With just days left before the week-long Memorial Day recess, McConnell, R-Ky., has yet to decide the Senate’s path forward for a Patriot Act surveillance provision that expires at the end of May. He’s planning to huddle with GOP rank-and-file and could make a decision today, GOP aides told the Washington Examiner.
House Republicans want McConnell to take up their legislation, the USA Freedom Act, which ends the NSA’s bulk collection of domestic data and adds additional court oversight on government surveillance.

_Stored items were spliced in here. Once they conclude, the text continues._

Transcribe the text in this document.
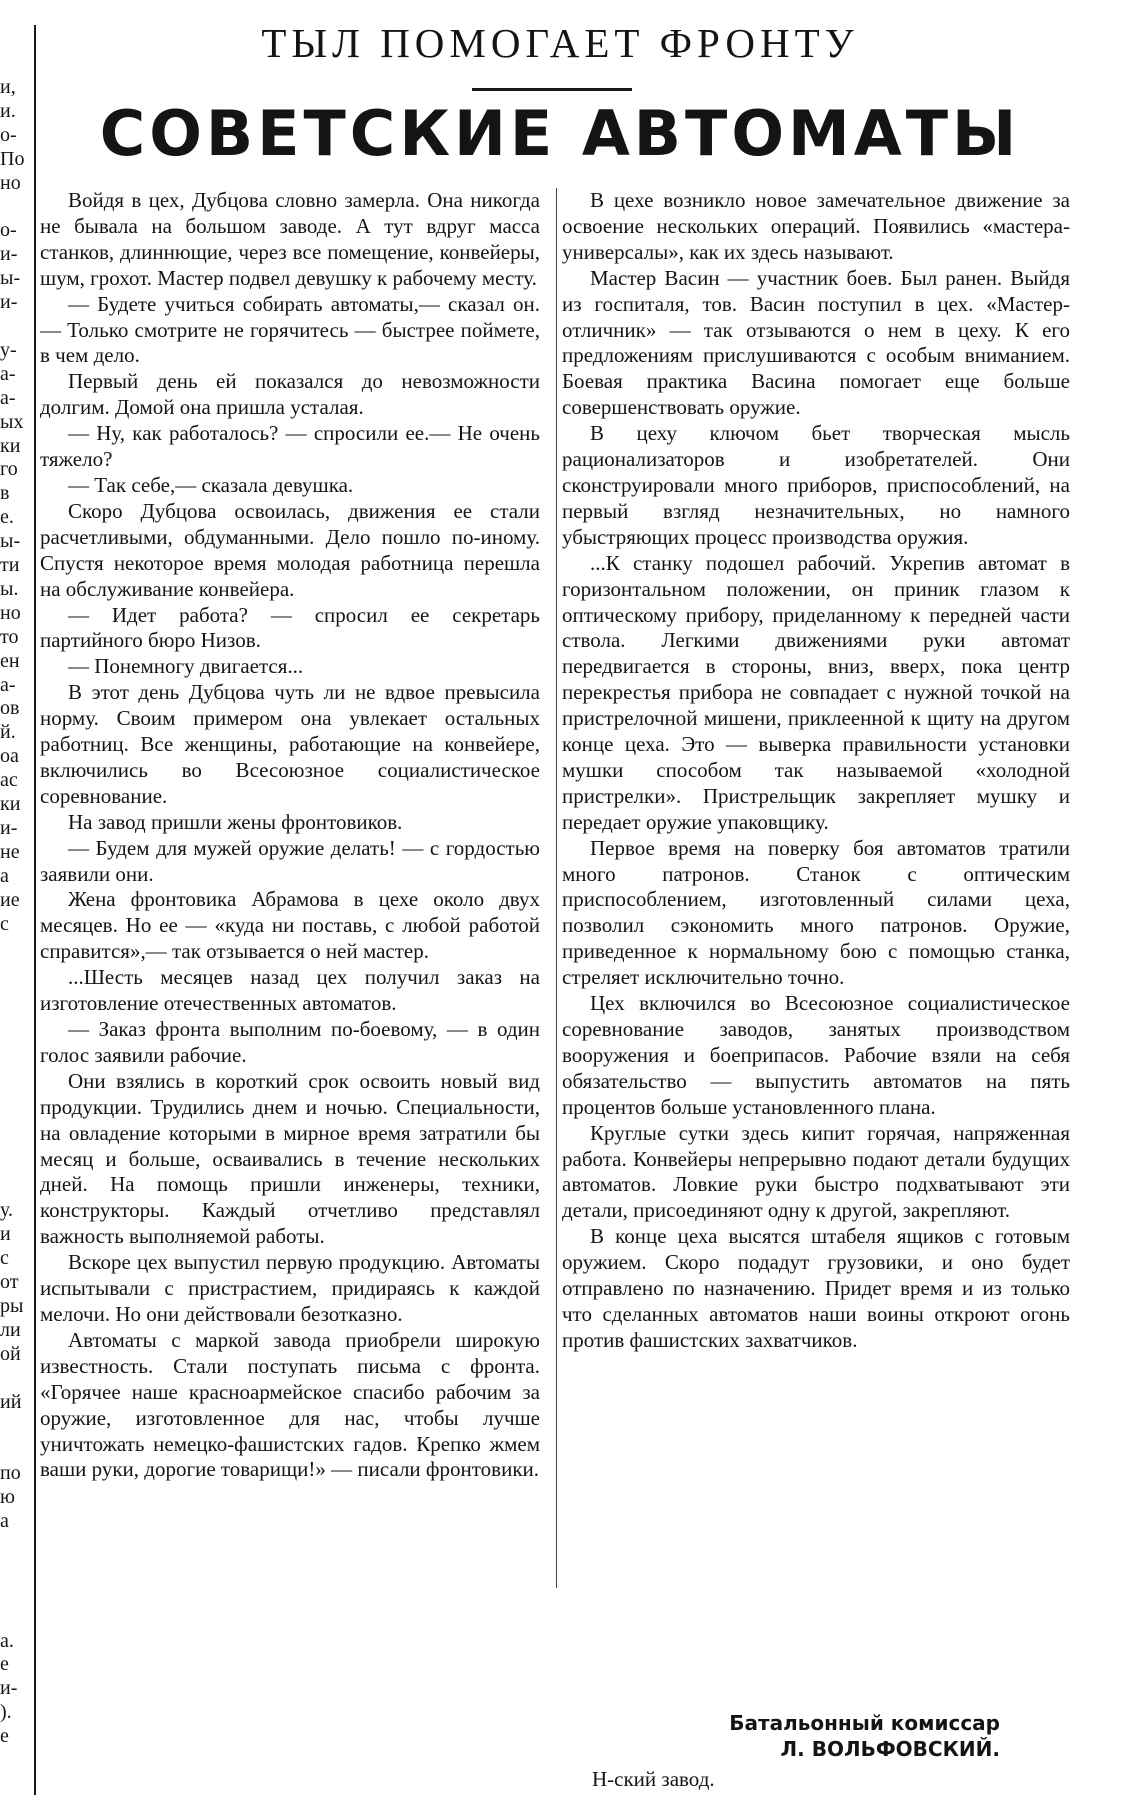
и,
и.
о-
По
но
о-
и-
ы-
и-
у-
а-
а-
ых
ки
го
в
е.
ы-
ти
ы.
но
то
ен
а-
ов
й.
оа
ас
ки
и-
не
а
ие
с
у.
и
с
от
ры
ли
ой
ий
по
ю
а
а.
е
и-
).
е
ТЫЛ ПОМОГАЕТ ФРОНТУ
СОВЕТСКИЕ АВТОМАТЫ

Войдя в цех, Дубцова словно замерла. Она никогда не бывала на большом заводе. А тут вдруг масса станков, длиннющие, через все помещение, конвейеры, шум, грохот. Мастер подвел девушку к рабочему месту.

— Будете учиться собирать автоматы,— сказал он.— Только смотрите не горячитесь — быстрее поймете, в чем дело.

Первый день ей показался до невозможности долгим. Домой она пришла усталая.

— Ну, как работалось? — спросили ее.— Не очень тяжело?

— Так себе,— сказала девушка.

Скоро Дубцова освоилась, движения ее стали расчетливыми, обдуманными. Дело пошло по-иному. Спустя некоторое время молодая работница перешла на обслуживание конвейера.

— Идет работа? — спросил ее секретарь партийного бюро Низов.

— Понемногу двигается...

В этот день Дубцова чуть ли не вдвое превысила норму. Своим примером она увлекает остальных работниц. Все женщины, работающие на конвейере, включились во Всесоюзное социалистическое соревнование.

На завод пришли жены фронтовиков.

— Будем для мужей оружие делать! — с гордостью заявили они.

Жена фронтовика Абрамова в цехе около двух месяцев. Но ее — «куда ни поставь, с любой работой справится»,— так отзывается о ней мастер.

...Шесть месяцев назад цех получил заказ на изготовление отечественных автоматов.

— Заказ фронта выполним по-боевому, — в один голос заявили рабочие.

Они взялись в короткий срок освоить новый вид продукции. Трудились днем и ночью. Специальности, на овладение которыми в мирное время затратили бы месяц и больше, осваивались в течение нескольких дней. На помощь пришли инженеры, техники, конструкторы. Каждый отчетливо представлял важность выполняемой работы.

Вскоре цех выпустил первую продукцию. Автоматы испытывали с пристрастием, придираясь к каждой мелочи. Но они действовали безотказно.

Автоматы с маркой завода приобрели широкую известность. Стали поступать письма с фронта. «Горячее наше красноармейское спасибо рабочим за оружие, изготовленное для нас, чтобы лучше уничтожать немецко-фашистских гадов. Крепко жмем ваши руки, дорогие товарищи!» — писали фронтовики.

В цехе возникло новое замечательное движение за освоение нескольких операций. Появились «мастера-универсалы», как их здесь называют.

Мастер Васин — участник боев. Был ранен. Выйдя из госпиталя, тов. Васин поступил в цех. «Мастер-отличник» — так отзываются о нем в цеху. К его предложениям прислушиваются с особым вниманием. Боевая практика Васина помогает еще больше совершенствовать оружие.

В цеху ключом бьет творческая мысль рационализаторов и изобретателей. Они сконструировали много приборов, приспособлений, на первый взгляд незначительных, но намного убыстряющих процесс производства оружия.

...К станку подошел рабочий. Укрепив автомат в горизонтальном положении, он приник глазом к оптическому прибору, приделанному к передней части ствола. Легкими движениями руки автомат передвигается в стороны, вниз, вверх, пока центр перекрестья прибора не совпадает с нужной точкой на пристрелочной мишени, приклеенной к щиту на другом конце цеха. Это — выверка правильности установки мушки способом так называемой «холодной пристрелки». Пристрельщик закрепляет мушку и передает оружие упаковщику.

Первое время на поверку боя автоматов тратили много патронов. Станок с оптическим приспособлением, изготовленный силами цеха, позволил сэкономить много патронов. Оружие, приведенное к нормальному бою с помощью станка, стреляет исключительно точно.

Цех включился во Всесоюзное социалистическое соревнование заводов, занятых производством вооружения и боеприпасов. Рабочие взяли на себя обязательство — выпустить автоматов на пять процентов больше установленного плана.

Круглые сутки здесь кипит горячая, напряженная работа. Конвейеры непрерывно подают детали будущих автоматов. Ловкие руки быстро подхватывают эти детали, присоединяют одну к другой, закрепляют.

В конце цеха высятся штабеля ящиков с готовым оружием. Скоро подадут грузовики, и оно будет отправлено по назначению. Придет время и из только что сделанных автоматов наши воины откроют огонь против фашистских захватчиков.

Батальонный комиссар
Л. ВОЛЬФОВСКИЙ.
Н-ский завод.
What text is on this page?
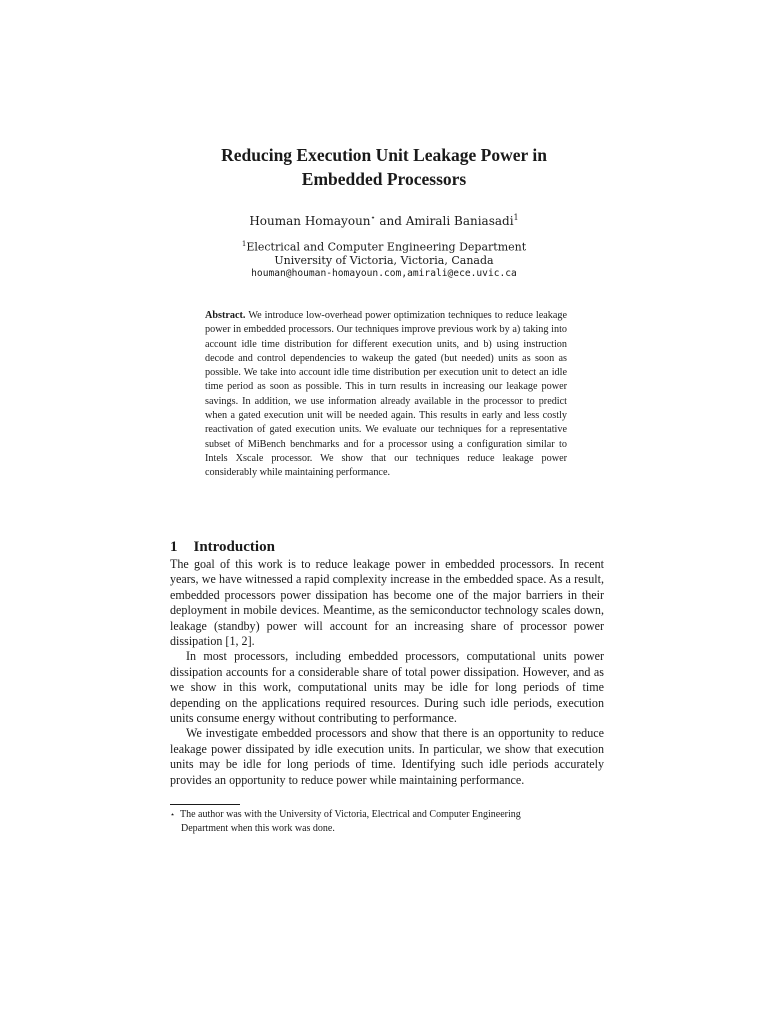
Reducing Execution Unit Leakage Power in
Embedded Processors
Houman Homayoun⋆ and Amirali Baniasadi$^1$
$^1$Electrical and Computer Engineering Department
University of Victoria, Victoria, Canada
houman@houman-homayoun.com,amirali@ece.uvic.ca
Abstract. We introduce low-overhead power optimization techniques to reduce leakage power in embedded processors. Our techniques improve previous work by a) taking into account idle time distribution for different execution units, and b) using instruction decode and control dependencies to wakeup the gated (but needed) units as soon as possible. We take into account idle time distribution per execution unit to detect an idle time period as soon as possible. This in turn results in increasing our leakage power savings. In addition, we use information already available in the processor to predict when a gated execution unit will be needed again. This results in early and less costly reactivation of gated execution units. We evaluate our techniques for a representative subset of MiBench benchmarks and for a processor using a configuration similar to Intels Xscale processor. We show that our techniques reduce leakage power considerably while maintaining performance.
1 Introduction

The goal of this work is to reduce leakage power in embedded processors. In recent years, we have witnessed a rapid complexity increase in the embedded space. As a result, embedded processors power dissipation has become one of the major barriers in their deployment in mobile devices. Meantime, as the semiconductor technology scales down, leakage (standby) power will account for an increasing share of processor power dissipation [1, 2].

In most processors, including embedded processors, computational units power dissipation accounts for a considerable share of total power dissipation. However, and as we show in this work, computational units may be idle for long periods of time depending on the applications required resources. During such idle periods, execution units consume energy without contributing to performance.

We investigate embedded processors and show that there is an opportunity to reduce leakage power dissipated by idle execution units. In particular, we show that execution units may be idle for long periods of time. Identifying such idle periods accurately provides an opportunity to reduce power while maintaining performance.

⋆ The author was with the University of Victoria, Electrical and Computer Engineering
Department when this work was done.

The House passed the bill last week in an overwhelming bipartisan vote, and the measure is supported by the Obama administration.
“The USA Freedom Act had 338 votes in the House,” House Majority Leader Kevin McCarthy, R-Calif., said Tuesday. “That is beyond veto proof and a strong showing about where the American people are on the issue.”
McConnell and other top Republicans, including Senate Intelligence Committee Chairman Richard Burr, R-N.C., said they want to pass legislation that would simply reauthorize the surveillance law without reforms that they believe would weaken the government’s anti-terrorism efforts.
McConnell has placed both the USA Freedom Act and the NSA surveillance extension on the Senate calendar for possible consideration.
House Speaker John Boehner, R-Ohio, on Tuesday pointed out that the USA Freedom Act passed by a large margin in the House, but left the door open for possible compromise when asked what he would do if the Senate passes a different measure.
“The Senate needs to act,” Boehner said. “When they act, we’ll look at the next step.”
Senate Minority Leader Harry Reid, D-Nev., said in a floor speech Tuesday that if McConnell blocks the USA Freedom Act, the move would “ignore the voice of the American people,” who have become increasingly skeptical of government spying to combat terrorism.